0x00007fc166b8a394 in __libc_read (fd=7, buf=0x7ffd6c923473, nbytes=1) at ../sysdeps/unix/sysv/linux/read.c:27
27 ../sysdeps/unix/sysv/linux/read.c: No such file or directory.
(gdb) generate-core-file
warning: target file /proc/28384/cmdline contained unexpected null characters
Saved corefile core.28384
which contains some certificate data (e.g. strings core.28384 | grep ocsp) but this didn't feel super-practical:
(1) sometimes gdb failed to attach (maybe it mattered what syscall apache2 was inside of or something?)
(2) the corefile is kind of enormous, I guess it contains all of the shared libraries and allocated-but-uninitialized memory
(3) I don't happen to know what data structures to look for (presumably you could learn more about symbols that you could read in the apache2 process in order to find certificates in memory more expeditiously with gdb)
(4) this feels moderately dangerous on a production system, at least because users' incoming web connections might time out while a particular apache2 is frozen by gdb
(5) it might not be a good idea to randomly make spare copies of your private keys this way
(6) I think various security-oriented kernel patches and defaults will reduce your ability to attach a debugger to a running process
Arguably a better answer is to get Apache to behave better in response to service apache2 graceful, or else to substitute service apache2 restart for service apache2 graceful in the command you're using to restart Apache (although this might also cause timeouts for live users).
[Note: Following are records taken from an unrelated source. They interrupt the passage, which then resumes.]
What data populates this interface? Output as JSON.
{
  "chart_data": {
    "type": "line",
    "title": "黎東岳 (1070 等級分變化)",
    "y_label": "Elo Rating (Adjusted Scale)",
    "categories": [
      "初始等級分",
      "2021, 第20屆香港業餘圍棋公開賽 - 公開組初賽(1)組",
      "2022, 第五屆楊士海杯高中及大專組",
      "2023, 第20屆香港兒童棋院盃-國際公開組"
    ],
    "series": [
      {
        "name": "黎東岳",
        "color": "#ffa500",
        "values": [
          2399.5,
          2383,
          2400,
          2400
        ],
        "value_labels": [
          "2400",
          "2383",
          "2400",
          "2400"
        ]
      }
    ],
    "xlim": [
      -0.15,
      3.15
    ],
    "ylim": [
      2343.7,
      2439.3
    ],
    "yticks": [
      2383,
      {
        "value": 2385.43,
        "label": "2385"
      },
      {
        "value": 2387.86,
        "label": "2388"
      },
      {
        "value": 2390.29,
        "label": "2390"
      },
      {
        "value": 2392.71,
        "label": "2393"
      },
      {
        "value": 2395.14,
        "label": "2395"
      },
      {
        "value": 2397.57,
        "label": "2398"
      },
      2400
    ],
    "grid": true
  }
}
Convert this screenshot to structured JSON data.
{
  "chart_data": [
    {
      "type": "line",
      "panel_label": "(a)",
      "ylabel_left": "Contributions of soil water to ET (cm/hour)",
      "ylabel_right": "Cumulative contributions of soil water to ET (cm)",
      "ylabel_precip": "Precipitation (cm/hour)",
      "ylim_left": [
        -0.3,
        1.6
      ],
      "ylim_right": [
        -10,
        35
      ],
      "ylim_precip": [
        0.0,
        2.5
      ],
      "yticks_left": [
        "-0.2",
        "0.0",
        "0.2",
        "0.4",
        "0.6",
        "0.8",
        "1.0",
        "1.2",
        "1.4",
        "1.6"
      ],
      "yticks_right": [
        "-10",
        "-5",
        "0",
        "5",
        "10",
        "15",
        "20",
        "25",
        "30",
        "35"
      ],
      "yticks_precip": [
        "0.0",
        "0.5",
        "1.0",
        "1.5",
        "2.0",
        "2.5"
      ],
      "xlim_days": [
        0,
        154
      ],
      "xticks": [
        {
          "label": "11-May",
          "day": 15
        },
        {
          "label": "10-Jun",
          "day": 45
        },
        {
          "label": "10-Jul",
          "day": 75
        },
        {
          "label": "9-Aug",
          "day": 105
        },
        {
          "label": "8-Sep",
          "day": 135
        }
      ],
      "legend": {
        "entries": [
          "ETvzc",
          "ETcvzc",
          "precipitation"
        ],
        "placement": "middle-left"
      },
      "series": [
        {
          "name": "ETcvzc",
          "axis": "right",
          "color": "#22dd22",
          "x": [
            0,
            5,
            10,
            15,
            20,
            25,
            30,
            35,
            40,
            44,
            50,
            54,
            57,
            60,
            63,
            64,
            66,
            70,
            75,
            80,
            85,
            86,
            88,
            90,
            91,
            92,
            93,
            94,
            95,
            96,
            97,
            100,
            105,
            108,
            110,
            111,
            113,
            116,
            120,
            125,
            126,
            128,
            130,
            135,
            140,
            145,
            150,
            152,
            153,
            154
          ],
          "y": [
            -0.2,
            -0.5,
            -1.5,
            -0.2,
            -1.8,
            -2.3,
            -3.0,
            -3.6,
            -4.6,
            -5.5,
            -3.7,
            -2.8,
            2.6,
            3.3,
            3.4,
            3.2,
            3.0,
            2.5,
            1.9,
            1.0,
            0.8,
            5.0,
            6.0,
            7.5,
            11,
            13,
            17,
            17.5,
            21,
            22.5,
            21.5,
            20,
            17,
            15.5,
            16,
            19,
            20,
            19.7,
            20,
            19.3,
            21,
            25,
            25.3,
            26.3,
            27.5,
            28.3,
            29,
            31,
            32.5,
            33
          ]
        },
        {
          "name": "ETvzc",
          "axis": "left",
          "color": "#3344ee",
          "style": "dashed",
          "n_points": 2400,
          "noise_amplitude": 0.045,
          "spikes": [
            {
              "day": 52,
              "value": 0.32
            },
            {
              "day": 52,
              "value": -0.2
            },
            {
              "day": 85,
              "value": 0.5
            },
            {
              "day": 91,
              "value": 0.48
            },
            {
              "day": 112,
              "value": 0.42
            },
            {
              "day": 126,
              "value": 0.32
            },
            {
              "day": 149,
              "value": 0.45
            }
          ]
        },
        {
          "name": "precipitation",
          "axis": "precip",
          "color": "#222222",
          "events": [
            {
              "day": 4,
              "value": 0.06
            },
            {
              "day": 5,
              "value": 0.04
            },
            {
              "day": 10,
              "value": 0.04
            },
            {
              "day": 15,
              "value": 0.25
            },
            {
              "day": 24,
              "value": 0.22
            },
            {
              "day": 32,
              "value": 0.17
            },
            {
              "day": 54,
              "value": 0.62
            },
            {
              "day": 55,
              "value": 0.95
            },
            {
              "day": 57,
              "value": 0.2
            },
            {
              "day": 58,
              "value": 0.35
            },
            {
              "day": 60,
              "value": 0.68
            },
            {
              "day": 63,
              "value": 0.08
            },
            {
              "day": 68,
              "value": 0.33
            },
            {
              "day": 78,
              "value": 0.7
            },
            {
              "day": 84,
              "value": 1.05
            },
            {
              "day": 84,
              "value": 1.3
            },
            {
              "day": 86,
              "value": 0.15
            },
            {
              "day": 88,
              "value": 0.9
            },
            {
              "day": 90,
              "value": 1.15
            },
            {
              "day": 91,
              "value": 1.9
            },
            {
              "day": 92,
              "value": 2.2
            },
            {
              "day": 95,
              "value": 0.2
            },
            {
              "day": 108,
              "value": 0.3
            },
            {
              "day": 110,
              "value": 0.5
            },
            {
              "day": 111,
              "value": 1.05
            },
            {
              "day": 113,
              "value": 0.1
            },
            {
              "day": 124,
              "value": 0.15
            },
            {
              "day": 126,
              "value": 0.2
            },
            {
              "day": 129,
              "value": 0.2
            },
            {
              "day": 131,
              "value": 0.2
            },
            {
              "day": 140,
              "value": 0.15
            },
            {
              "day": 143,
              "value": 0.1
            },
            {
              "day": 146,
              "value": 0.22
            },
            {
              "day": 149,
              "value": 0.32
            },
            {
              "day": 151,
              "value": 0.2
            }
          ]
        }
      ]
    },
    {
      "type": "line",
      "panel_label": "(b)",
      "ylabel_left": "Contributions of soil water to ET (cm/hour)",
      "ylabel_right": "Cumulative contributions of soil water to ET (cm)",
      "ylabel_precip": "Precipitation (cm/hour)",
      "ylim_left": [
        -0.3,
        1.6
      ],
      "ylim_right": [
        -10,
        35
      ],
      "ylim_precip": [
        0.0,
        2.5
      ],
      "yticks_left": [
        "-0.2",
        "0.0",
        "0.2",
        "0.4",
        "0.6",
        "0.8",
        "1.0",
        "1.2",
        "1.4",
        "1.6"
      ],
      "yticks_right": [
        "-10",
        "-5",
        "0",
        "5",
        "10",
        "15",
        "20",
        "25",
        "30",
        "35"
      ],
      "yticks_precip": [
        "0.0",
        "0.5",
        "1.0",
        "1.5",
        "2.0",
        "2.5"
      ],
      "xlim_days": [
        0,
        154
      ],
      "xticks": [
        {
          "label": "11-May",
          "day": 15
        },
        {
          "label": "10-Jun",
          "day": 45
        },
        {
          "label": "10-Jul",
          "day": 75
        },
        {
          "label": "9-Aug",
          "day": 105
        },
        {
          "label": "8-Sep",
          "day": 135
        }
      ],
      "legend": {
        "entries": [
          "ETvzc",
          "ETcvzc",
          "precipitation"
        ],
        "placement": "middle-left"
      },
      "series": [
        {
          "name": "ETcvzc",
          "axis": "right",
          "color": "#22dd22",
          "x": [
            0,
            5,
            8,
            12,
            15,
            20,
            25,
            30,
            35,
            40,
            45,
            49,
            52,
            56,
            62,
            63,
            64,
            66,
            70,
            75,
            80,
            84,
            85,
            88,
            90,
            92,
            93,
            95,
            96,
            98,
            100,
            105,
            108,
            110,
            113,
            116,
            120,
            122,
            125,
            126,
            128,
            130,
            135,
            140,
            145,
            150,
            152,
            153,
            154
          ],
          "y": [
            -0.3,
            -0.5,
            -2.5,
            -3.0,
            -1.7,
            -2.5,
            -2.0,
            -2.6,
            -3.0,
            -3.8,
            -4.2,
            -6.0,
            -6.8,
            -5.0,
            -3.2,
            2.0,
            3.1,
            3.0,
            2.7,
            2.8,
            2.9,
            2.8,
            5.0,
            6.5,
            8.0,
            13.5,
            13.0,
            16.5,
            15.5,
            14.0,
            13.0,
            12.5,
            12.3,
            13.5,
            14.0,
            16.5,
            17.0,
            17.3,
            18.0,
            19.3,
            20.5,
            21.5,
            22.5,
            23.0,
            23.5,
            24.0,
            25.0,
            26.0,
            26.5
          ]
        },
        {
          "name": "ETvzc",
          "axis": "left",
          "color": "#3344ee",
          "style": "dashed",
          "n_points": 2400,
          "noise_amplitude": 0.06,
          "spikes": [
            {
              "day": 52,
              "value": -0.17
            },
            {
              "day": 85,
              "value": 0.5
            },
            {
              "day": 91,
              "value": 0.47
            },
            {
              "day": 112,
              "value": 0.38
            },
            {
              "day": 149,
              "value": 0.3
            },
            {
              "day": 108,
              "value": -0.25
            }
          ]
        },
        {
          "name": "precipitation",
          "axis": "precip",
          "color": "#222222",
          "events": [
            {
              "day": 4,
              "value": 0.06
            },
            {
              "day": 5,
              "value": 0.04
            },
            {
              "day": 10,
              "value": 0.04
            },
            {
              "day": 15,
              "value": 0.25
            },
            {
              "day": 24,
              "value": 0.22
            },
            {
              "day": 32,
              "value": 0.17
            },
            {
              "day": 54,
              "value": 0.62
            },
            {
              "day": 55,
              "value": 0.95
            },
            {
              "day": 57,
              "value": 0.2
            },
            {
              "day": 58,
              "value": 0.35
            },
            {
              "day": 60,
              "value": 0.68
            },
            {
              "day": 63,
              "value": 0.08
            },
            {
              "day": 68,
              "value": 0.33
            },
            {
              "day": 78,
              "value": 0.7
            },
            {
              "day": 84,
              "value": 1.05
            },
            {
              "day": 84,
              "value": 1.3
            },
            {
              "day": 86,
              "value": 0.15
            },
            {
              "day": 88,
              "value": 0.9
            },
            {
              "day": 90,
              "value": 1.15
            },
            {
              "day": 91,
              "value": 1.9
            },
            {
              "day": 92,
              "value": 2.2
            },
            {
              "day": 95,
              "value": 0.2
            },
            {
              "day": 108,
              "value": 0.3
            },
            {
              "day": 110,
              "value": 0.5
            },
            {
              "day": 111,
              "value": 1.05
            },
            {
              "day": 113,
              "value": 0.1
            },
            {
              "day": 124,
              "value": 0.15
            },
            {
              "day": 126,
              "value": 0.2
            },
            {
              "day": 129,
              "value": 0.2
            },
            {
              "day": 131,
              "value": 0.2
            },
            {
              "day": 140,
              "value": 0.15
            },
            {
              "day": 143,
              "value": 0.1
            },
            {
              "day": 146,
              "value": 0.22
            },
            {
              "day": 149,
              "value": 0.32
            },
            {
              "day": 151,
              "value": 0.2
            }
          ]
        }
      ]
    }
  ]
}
But, the information in memory on your system, including certificates and key material, is ultimately accessible to you as the sysadmin if your OS hasn't been designed to hide it from you.
(I mean, it seems like this behavior shows that old worker processes can somehow get in a state where they persist much longer than you would expect after a graceful, which seems like an Apache bug...)
I am not sure that restart is reliable either. Just based on observing other users have hit this, it seems like those orphans become totally detached from the master, and keep living even after the original PPID is gone.
Or maybe that sysvinit/systemd has lost track of the original PPID, so at some point, the control scripts become totally unable to interact with the right processes.
Or maybe the system is operating with insufficient resources...
Or with outdated underlying components...
Or is a side effect of some nefarious external actions...
which are causing (or helping to cause) this bug type action.
[Apache 2.4.18 should be able to handle these requests as expected]
I'm a little confused about why the new Apache is allowed to rebind the same TCP ports under this condition. I would think the kernel would forbid binding the port if an independent process still had it bound.
... huh, apparently not with SO_REUSEPORT? ... maybe Apache is using that for other speed or reliability reasons?